In Environmentalism, performance and applications: uncertainties and emancipations, Heddon and Mackey discuss the potential of Applied Theatre to pair up with environmental knowledge and scholars to study and change people’s livelihoods and their relations with big, numbing and sometimes too-abstract concepts such as Climate Change. This directly speaks to contemporary ideas about how environmental issues should be dealt with, if we ought to build more fair and sustainable ways of living.

  • Helen Nicholson. 2005. Applied Drama : the Gift of Theatre. Basingstoke England ; New York: Palgrave Macmillan.

This book is very much situated in the contemporary world where practitioners carry out applied theatre projects, and thus it provides very insightful information about different methods and ethical implications that come with applied theatre. This is relevant to the session, as it brings us closer to applied theatre in the more recent times, where globalization has started to infiltrate in most realities, where citizenship means different things for different people and where the social systems continue to change in new ways.

  • Schaefer, Kerrie. 2012. “Performing Environmental Change: MED Theatre and the Changing Face of Community-based Performance Research.” Research in Drama Education: The Journal of Applied Theatre and Performance 17 (2): 247–63. doi:10.1080/13569783.2012.670425.

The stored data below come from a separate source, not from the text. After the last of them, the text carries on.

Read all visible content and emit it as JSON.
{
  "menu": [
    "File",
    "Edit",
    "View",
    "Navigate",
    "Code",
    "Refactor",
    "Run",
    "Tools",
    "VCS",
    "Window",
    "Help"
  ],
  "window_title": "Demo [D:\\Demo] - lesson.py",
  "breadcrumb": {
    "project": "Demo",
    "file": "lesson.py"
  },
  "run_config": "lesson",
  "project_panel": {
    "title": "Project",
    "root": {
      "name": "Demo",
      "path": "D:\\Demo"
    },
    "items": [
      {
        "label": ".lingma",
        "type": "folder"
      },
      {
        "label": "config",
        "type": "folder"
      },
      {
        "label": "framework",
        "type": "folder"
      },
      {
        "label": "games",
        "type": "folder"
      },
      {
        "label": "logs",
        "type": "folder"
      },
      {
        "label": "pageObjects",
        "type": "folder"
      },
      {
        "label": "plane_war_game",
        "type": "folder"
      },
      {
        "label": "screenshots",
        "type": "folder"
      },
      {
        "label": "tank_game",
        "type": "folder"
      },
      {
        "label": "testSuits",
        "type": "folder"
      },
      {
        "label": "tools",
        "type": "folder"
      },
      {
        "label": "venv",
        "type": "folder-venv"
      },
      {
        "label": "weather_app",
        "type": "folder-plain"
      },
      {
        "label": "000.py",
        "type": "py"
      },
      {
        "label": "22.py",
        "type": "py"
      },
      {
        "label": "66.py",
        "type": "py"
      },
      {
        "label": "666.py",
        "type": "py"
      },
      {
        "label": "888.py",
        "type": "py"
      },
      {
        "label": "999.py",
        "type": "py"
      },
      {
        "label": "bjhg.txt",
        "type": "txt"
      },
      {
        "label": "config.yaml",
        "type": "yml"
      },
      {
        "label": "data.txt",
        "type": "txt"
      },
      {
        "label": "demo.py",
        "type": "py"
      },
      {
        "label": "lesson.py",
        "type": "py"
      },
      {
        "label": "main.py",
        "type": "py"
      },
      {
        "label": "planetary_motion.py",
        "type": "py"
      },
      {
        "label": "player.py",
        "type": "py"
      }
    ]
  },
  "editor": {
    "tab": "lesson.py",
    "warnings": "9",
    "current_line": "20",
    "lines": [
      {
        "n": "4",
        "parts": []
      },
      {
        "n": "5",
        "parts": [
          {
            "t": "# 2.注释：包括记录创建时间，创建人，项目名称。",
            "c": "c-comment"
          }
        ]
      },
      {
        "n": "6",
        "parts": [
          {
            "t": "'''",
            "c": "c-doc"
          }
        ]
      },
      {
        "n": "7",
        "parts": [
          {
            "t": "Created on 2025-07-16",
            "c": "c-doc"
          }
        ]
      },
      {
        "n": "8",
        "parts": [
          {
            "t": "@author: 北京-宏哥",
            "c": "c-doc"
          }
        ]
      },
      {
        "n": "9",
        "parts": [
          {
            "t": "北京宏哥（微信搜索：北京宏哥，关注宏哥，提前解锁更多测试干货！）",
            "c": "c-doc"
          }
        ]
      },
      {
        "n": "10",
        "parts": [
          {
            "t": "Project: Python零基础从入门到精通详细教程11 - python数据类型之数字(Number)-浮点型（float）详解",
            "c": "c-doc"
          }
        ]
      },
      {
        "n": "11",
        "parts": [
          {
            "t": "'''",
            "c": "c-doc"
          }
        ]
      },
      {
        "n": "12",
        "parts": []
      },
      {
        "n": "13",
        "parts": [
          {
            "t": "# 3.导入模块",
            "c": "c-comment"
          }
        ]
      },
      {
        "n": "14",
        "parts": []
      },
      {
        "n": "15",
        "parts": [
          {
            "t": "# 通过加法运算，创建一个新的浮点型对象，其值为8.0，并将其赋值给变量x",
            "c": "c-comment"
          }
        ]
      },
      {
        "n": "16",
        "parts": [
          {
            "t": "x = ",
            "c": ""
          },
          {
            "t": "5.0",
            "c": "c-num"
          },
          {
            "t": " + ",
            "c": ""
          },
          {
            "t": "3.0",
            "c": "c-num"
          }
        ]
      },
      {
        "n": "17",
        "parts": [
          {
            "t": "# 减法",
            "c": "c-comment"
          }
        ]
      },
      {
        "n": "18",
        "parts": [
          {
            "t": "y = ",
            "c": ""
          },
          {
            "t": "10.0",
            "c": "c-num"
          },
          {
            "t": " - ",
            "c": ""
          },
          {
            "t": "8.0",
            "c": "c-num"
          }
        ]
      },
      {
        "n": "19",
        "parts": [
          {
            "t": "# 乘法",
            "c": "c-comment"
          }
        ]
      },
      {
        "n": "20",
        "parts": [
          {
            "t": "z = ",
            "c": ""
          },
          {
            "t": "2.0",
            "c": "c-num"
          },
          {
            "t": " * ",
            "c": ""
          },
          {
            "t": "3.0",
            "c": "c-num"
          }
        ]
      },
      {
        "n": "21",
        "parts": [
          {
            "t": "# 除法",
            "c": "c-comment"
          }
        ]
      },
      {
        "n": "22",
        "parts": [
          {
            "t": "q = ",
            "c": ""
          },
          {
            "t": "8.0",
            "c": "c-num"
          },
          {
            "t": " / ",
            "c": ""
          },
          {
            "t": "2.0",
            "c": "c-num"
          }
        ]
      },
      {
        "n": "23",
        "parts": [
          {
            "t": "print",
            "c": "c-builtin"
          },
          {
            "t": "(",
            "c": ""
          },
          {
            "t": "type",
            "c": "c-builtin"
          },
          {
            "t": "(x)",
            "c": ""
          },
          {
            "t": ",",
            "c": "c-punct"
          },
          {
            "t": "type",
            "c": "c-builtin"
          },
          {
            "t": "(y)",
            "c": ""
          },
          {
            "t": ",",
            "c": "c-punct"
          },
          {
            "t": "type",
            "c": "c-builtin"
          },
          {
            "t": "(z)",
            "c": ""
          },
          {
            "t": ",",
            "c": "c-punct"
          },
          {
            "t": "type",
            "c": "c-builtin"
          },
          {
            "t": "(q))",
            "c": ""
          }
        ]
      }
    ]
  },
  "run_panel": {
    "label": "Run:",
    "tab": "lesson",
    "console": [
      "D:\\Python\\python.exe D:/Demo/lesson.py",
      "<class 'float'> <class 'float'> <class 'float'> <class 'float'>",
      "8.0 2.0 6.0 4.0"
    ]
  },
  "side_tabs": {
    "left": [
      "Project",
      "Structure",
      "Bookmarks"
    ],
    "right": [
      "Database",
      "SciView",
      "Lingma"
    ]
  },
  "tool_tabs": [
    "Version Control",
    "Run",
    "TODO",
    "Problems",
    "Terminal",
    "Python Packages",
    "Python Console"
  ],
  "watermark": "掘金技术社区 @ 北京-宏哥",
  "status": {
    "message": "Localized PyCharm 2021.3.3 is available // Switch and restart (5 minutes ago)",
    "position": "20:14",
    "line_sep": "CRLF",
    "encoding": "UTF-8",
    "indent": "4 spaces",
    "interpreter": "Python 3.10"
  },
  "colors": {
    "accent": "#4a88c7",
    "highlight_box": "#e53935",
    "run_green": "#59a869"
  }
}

This text provides in-depth analysis on how Manaton and East Dartmoor Theatre (community-based theatre) has explored and dealt with performances about climate change, and its relation to their local ecology and community. The discussion is based around two plays, Hot Air and Snow, and it explores the relationship between local and global, and cultural and natural, through the research of ideas of place in rural UK.

  • Sullivan, J., and R. S. Lloyd. 2006. “The Forum Theatre of Augusto Boal: A Dramatic Model for Dialogue and Community-Based Environmental Science.” Local Environment 11 (6): 627–46. doi:10.1080/13549830600853684.

In this text, Sullivan and Lloyd discuss the use of forum theatre as a community-based participatory research tool for environmental science. More specifically, it describes their utilization of forum theatre in the study of the consequences of toxic waste exposure in different communities in Texas. Thus, this article touches upon the use of theatre in scientific research and activism.